In 2010, my mum Bernadette Quirk, 55, appeared in court and admitted four counts of concealing a birth.
She’d kept three babies in the red bin with an air freshener.
There was also the fourth – Helen – buried in the graveyard.
The court heard she’d hidden the bodies for up to 20 years, wrapped in newspaper, sheets and plastic bags.
She said she gave birth to the babies between 1985 and 1995, but could not be more specific.
Mum claimed she had no recollection of the fourth baby but forensic tests had proved it was hers.
The defence lawyer said she insisted all the babies had been stillborn and police had been unable to prove otherwise.
DNA tests enabled police to trace three separate fathers. None of them knew she was pregnant.
The judge sentenced her to a two-year community order, under supervision.
After the court case, Catherine and I arranged a funeral for the four babies.

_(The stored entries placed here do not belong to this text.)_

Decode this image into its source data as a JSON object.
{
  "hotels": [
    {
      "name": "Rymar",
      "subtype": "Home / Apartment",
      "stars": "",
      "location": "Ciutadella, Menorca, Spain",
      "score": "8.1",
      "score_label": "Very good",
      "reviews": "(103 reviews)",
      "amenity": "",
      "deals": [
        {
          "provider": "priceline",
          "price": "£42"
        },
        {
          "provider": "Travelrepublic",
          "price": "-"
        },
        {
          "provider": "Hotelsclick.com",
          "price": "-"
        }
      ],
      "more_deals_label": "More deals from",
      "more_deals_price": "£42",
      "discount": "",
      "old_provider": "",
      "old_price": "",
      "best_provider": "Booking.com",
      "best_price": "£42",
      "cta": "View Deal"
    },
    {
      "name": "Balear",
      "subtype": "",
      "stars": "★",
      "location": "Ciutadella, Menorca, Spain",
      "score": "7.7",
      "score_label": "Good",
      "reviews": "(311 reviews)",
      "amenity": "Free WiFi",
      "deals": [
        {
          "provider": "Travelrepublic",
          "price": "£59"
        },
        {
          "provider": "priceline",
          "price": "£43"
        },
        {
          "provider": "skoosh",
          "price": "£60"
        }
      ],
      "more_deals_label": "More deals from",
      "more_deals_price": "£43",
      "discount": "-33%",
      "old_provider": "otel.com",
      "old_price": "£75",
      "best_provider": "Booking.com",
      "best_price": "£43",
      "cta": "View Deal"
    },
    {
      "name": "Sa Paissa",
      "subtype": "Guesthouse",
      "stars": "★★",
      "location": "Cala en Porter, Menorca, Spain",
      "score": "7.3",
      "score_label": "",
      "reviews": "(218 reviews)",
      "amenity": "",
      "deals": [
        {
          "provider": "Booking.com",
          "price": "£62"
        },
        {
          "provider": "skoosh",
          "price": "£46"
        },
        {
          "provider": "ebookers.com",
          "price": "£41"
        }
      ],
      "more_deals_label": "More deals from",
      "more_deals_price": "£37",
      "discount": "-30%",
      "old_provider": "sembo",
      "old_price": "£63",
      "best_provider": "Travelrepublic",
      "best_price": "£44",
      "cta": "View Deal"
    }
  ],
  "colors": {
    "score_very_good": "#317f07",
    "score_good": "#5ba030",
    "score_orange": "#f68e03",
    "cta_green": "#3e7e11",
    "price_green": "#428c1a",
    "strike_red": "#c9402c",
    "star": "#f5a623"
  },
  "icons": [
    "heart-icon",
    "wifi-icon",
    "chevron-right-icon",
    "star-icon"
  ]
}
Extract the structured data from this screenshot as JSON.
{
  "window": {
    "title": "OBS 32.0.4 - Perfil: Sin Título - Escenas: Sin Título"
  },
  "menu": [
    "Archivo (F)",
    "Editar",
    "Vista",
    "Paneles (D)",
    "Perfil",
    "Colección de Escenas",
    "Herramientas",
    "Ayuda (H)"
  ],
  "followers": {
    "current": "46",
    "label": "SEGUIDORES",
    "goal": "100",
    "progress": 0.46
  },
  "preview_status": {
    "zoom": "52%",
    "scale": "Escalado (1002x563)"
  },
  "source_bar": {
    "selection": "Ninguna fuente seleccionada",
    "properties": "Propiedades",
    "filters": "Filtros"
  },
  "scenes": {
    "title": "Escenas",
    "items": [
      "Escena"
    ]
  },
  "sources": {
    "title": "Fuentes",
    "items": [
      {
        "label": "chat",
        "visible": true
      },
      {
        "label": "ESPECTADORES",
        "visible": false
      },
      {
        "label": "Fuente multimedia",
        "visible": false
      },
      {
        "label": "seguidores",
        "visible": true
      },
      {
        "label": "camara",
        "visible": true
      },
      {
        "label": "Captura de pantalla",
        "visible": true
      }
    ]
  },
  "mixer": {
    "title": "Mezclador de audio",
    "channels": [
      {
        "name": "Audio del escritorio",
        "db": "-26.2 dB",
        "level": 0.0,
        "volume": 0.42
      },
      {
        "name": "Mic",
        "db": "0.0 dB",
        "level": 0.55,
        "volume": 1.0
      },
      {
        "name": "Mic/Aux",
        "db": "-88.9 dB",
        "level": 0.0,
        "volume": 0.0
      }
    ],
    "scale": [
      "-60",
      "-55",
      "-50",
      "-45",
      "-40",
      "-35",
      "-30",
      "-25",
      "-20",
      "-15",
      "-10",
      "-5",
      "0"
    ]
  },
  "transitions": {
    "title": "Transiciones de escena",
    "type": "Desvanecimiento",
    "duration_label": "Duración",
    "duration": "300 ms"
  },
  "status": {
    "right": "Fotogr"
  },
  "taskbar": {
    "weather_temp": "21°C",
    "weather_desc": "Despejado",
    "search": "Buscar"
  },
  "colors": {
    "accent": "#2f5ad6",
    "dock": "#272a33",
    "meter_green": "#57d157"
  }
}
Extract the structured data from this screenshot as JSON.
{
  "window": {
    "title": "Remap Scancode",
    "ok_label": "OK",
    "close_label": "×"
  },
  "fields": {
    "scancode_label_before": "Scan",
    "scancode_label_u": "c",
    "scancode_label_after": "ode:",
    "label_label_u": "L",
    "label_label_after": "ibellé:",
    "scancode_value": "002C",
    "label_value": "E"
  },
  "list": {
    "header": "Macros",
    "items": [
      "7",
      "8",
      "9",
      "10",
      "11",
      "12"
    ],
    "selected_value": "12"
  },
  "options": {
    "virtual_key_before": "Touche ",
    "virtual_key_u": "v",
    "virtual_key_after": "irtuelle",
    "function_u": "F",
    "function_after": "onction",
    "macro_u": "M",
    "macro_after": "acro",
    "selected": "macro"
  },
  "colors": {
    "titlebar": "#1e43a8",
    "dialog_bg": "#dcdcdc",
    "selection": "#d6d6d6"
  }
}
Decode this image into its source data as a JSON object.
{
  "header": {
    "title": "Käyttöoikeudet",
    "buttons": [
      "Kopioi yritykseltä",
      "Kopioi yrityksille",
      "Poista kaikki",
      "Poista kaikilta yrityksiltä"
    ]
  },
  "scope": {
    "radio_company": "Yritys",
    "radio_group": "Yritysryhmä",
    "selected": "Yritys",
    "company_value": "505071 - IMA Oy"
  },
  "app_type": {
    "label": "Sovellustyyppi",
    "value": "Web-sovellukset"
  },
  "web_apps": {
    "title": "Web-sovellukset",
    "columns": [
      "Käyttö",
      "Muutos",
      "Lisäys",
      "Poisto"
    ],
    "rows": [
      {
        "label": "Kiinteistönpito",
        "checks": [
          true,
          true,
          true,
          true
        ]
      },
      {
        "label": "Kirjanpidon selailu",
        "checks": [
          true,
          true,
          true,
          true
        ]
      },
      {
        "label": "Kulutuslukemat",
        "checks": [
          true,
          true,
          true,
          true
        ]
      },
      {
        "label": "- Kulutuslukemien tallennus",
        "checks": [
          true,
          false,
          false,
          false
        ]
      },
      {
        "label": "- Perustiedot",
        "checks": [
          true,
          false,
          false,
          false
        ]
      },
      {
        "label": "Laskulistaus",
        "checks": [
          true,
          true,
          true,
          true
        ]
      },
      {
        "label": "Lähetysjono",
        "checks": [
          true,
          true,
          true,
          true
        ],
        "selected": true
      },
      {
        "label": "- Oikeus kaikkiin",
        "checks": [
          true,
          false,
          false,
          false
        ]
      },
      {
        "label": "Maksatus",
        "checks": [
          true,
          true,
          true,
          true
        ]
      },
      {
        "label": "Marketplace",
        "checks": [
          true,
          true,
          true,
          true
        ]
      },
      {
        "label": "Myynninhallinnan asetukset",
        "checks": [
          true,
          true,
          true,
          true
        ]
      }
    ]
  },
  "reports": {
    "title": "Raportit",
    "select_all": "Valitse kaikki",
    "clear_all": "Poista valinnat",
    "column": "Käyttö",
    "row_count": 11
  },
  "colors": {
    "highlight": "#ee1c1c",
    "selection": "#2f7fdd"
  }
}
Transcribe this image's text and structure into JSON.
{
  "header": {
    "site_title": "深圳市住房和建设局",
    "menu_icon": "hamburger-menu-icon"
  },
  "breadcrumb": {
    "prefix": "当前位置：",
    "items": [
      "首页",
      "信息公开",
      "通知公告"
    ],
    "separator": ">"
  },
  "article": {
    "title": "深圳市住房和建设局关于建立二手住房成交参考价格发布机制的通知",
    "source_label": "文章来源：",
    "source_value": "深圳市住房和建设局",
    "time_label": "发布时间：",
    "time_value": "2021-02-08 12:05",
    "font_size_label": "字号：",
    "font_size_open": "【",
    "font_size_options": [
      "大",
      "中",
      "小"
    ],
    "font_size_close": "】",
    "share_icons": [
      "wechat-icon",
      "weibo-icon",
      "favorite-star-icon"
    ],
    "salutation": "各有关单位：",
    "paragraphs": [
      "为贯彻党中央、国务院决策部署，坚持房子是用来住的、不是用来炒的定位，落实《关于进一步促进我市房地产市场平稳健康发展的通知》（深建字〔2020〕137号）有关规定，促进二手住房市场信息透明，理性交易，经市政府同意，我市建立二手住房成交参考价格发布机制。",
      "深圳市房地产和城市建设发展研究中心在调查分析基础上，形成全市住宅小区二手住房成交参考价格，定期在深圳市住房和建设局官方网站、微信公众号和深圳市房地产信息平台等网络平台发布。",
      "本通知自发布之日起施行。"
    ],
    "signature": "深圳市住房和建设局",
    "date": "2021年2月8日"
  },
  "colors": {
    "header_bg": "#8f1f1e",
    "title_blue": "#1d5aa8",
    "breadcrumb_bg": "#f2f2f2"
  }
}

It was important to us that they were given some dignity and respect at last. We invited Mum to attend the service, but she refused. I no longer have contact with her.
In September 2012, I had a little boy I named Alex.
I have made sure that my own children have had a good and loving upbringing – nothing like my own.
My kids are everything to me, which makes what Mum did even harder to understand.
We will never really know the truth of what happened and why. Those babies were true skeletons in her closet. I am just so relieved that they have finally been laid to rest.